Los Angeles Unified on Monday night kicked off the first in a series of forums scheduled across the school district to gather public input on the search for the next superintendent.
The school district and the search firm hired to help with the superintendent hunt expect to hear from thousands of people at the forums and in planned focus group meetings.
But a few minutes before the scheduled start of Monday's forum at the Roybal Learning Center auditorium, only one person was in the audience.
Elsa Villareal, the mother of two high school students, arrived early, thinking it began at 5 p.m. and eager to share her views.
“Our schools need more than the support of the superintendent and the school district. We need parents to support schools,” she said in Spanish.

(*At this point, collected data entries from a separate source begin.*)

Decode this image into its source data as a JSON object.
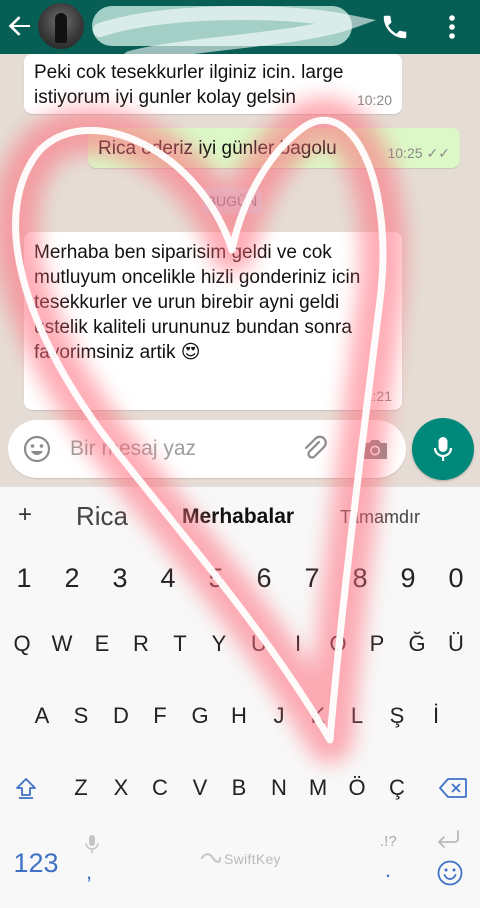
{
  "header": {
    "back_icon": "arrow-left-icon",
    "avatar": "contact-photo",
    "call_icon": "phone-icon",
    "more_icon": "more-vert-icon",
    "colors": {
      "bar": "#075e54",
      "icon": "#ffffff"
    }
  },
  "chat": {
    "messages": [
      {
        "direction": "in",
        "text": "Peki cok tesekkurler ilginiz icin. large istiyorum iyi gunler kolay gelsin",
        "time": "10:20"
      },
      {
        "direction": "out",
        "text": "Rica ederiz iyi günler bagolu",
        "time": "10:25",
        "status": "✓✓"
      },
      {
        "direction": "in",
        "text": "Merhaba ben siparisim geldi ve cok mutluyum oncelikle hizli gonderiniz icin tesekkurler ve urun birebir ayni geldi ustelik kaliteli urununuz bundan sonra favorimsiniz artik 😍",
        "time": "1:21"
      }
    ],
    "date_chip": "BUGÜN",
    "colors": {
      "background": "#e5ddd5",
      "incoming": "#ffffff",
      "outgoing": "#dcf8c6"
    }
  },
  "composer": {
    "placeholder": "Bir mesaj yaz",
    "emoji_icon": "emoji-icon",
    "attach_icon": "paperclip-icon",
    "camera_icon": "camera-icon",
    "mic_icon": "mic-icon",
    "mic_color": "#00897b"
  },
  "keyboard": {
    "predictions": {
      "plus": "+",
      "left": "Rica",
      "middle": "Merhabalar",
      "right": "Tamamdır"
    },
    "numbers": [
      "1",
      "2",
      "3",
      "4",
      "5",
      "6",
      "7",
      "8",
      "9",
      "0"
    ],
    "row1": [
      "Q",
      "W",
      "E",
      "R",
      "T",
      "Y",
      "U",
      "I",
      "O",
      "P",
      "Ğ",
      "Ü"
    ],
    "row2": [
      "A",
      "S",
      "D",
      "F",
      "G",
      "H",
      "J",
      "K",
      "L",
      "Ş",
      "İ"
    ],
    "row3": [
      "Z",
      "X",
      "C",
      "V",
      "B",
      "N",
      "M",
      "Ö",
      "Ç"
    ],
    "shift_icon": "shift-icon",
    "backspace_icon": "backspace-icon",
    "num_key": "123",
    "comma": ",",
    "period": ".",
    "period_hint": ".!?",
    "space_brand": "SwiftKey",
    "enter_icon": "enter-icon",
    "emoji_icon": "smiley-icon",
    "accent": "#3f72c6"
  },
  "overlay": {
    "shape": "heart",
    "color": "#ff6b7a"
  }
}
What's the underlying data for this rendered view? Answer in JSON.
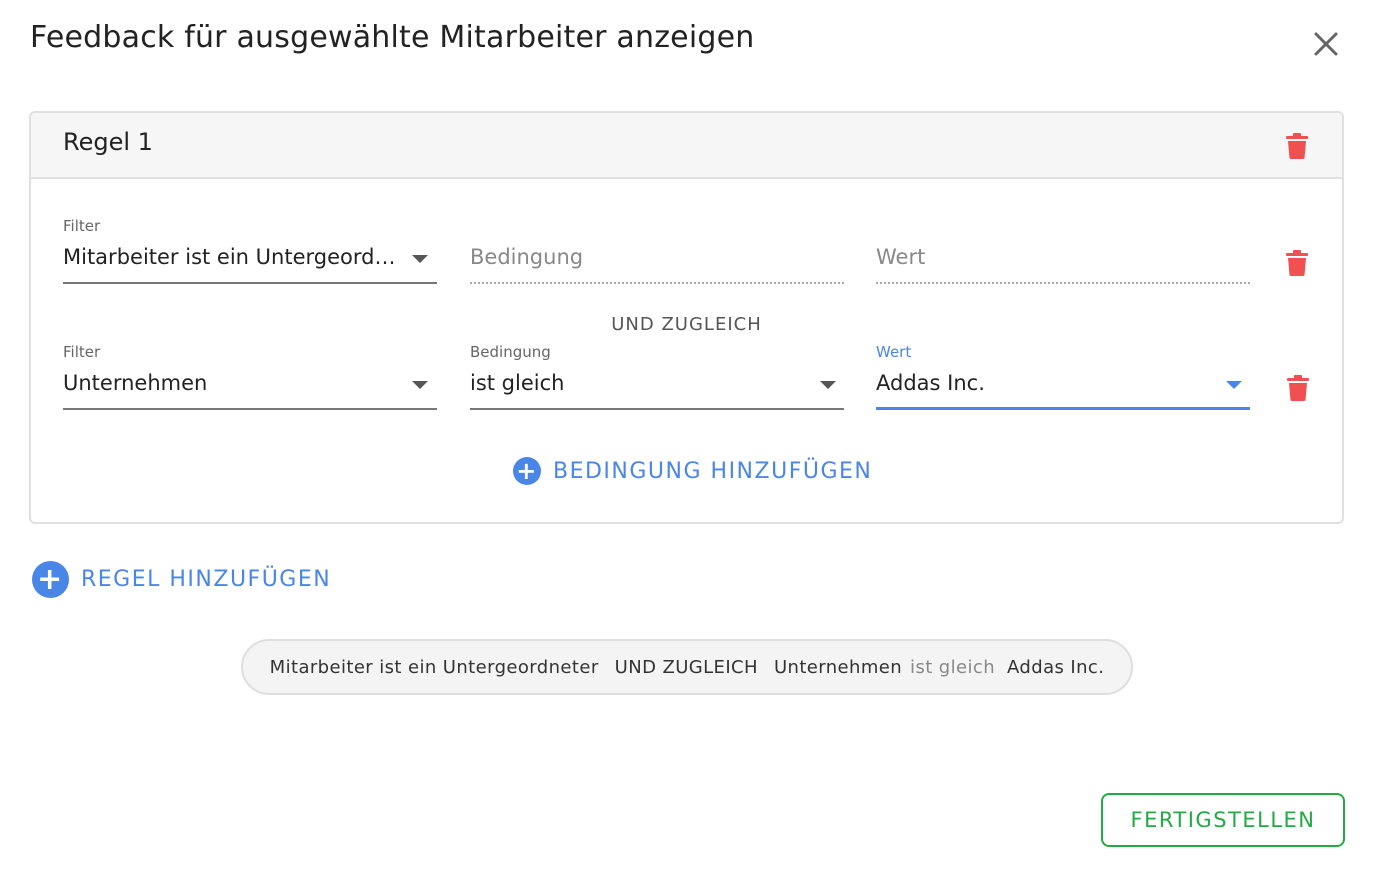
{
  "dialog": {
    "title": "Feedback für ausgewählte Mitarbeiter anzeigen"
  },
  "rule": {
    "title": "Regel 1",
    "rows": [
      {
        "filter_label": "Filter",
        "filter_value": "Mitarbeiter ist ein Untergeordneter",
        "condition_placeholder": "Bedingung",
        "value_placeholder": "Wert"
      },
      {
        "filter_label": "Filter",
        "filter_value": "Unternehmen",
        "condition_label": "Bedingung",
        "condition_value": "ist gleich",
        "value_label": "Wert",
        "value_value": "Addas Inc."
      }
    ],
    "connector": "UND ZUGLEICH",
    "add_condition_label": "BEDINGUNG HINZUFÜGEN"
  },
  "add_rule_label": "REGEL HINZUFÜGEN",
  "summary": {
    "part1": "Mitarbeiter ist ein Untergeordneter",
    "connector": "UND ZUGLEICH",
    "part2_field": "Unternehmen",
    "part2_operator": "ist gleich",
    "part2_value": "Addas Inc."
  },
  "finish_label": "FERTIGSTELLEN",
  "colors": {
    "accent": "#4a86e8",
    "delete": "#f05050",
    "success": "#22aa44"
  }
}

Villareal wants a superintendent who can rally parents to get involved in education. The home is a child's first school, she said.
As about two dozen more people trickled into the auditorium, Hank Gmitro, president of Hazard, Young, Attea and Associates, the company helping to search for the next superintendent, talked about the search process. Then he asked those present what kind of superintendent they would like to see selected.
High school English teacher Wayne Lewis said he would like someone with “experience, experience, experience.”
“Our district is the second largest in the country and we’re thinking of bringing somebody in people who haven’t managed districts as large as our mini-districts,” he said. Lewis said he wants someone from within the school district.
Gmitro also asked audience members what they think is working in LAUSD that a new superintendent should nurture and grow.
Magnet schools, said Cynthia Lin, a South Pasadena parent who is shopping around for a high school for her middle-schooler.
“I think we need someone who has the leadership to see what it is that is unique about this very powerful, very diverse district and to really capitalize on those strengths,” Lin said.
Gmitro cleared up what he suggested was a misconception after a parent said she believed the school board already has someone in mind to hire.
“So please be assured there’s no slate of candidates, there’s no list of candidates, there’s nobody that we’re thinking about at this moment in terms of who should be the next superintendent,” Gmitro said.
An hour and a half later most everyone at the forum had their say, some several times over.
Rachel Greene, the mother of a LAUSD third-grader, said the forum gave her hope.
“You know, I was really impressed. Although it was a small group, it was really active. There are people who have been paying close attention. I like that we had a good mix of parents, and teachers and staff as well,” she said.
The forum's low turnout is nothing to be worried about, Gmitro said, since those who came out made the effort and stated their points of view.
The public forums will run through October. Dates and locations are listed on the LAUSD website.
After the school board reads Gmitro's report on the public comments, his firm will begin a search for candidates starting next month.
In December, the finalists will be invited to private interviews with the school board. Board members are aiming to made a selection by year's end, when current Superintendent Ramon Cortines said he wants to step down.